Allegory and Modernity (RSA April 2013; abstracts by June 11, 2012)
There are good reasons for thinking of allegory as a peculiarly medieval form. For all their ancient antecedents, the practices of allegorical reading and allegorical writing do not fully emerge until the early centuries of the Christian era. And these practices, at their height, derive much of their strength from the institutions and intellectual formations of the medieval church: its sacramental economy, its logocentric creation theology, its cult of saints, its iconography of the body, its eschatological interpretations of history.
What, then, does modernity mean for allegory? Do allegorical exegesis and allegorical poiesis simply fall out of favor, or decline into obsolescence, in the wake of the cultural ruptures of the fifteenth and sixteenth centuries? Is allegory, in this period, necessarily a mark of conservatism, of Catholicism, of mannerism, or of nostalgia? Or does allegory in fact gain new kinds of energy from the crises of early modernity? Can allegory also take peculiarly modern – peculiarly radical, Protestant, critical, or revolutionary – forms?

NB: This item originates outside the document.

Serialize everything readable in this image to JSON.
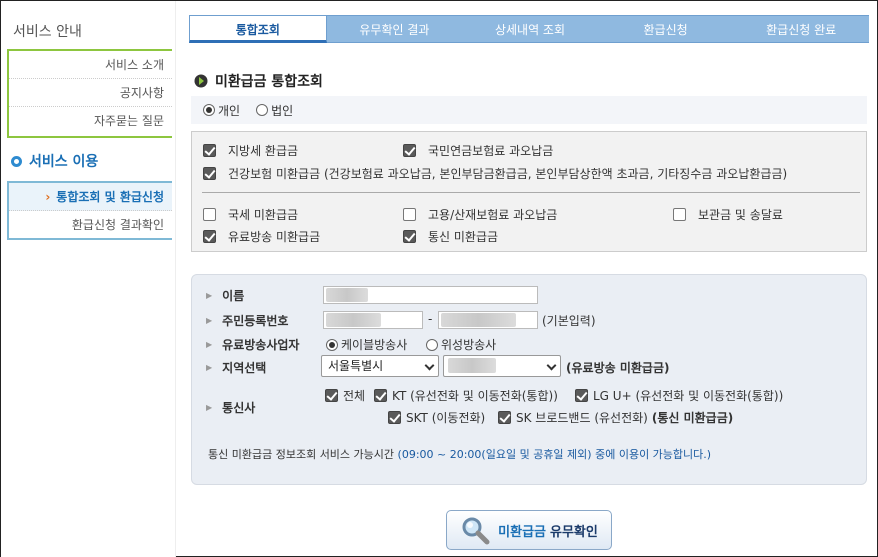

This panel welcomes papers that consider the possibilities and limits of allegorical poetry and allegorical hermeneutics in the early modern period. To propose a paper, send an abstract of about 200 words, along with a brief CV, to Jason Crawford (jmcrawford at uu.edu), by June 11, 2012.
The panel will take place at the Renaissance Society of America annual meeting, San Diego, 4-6 April 2013.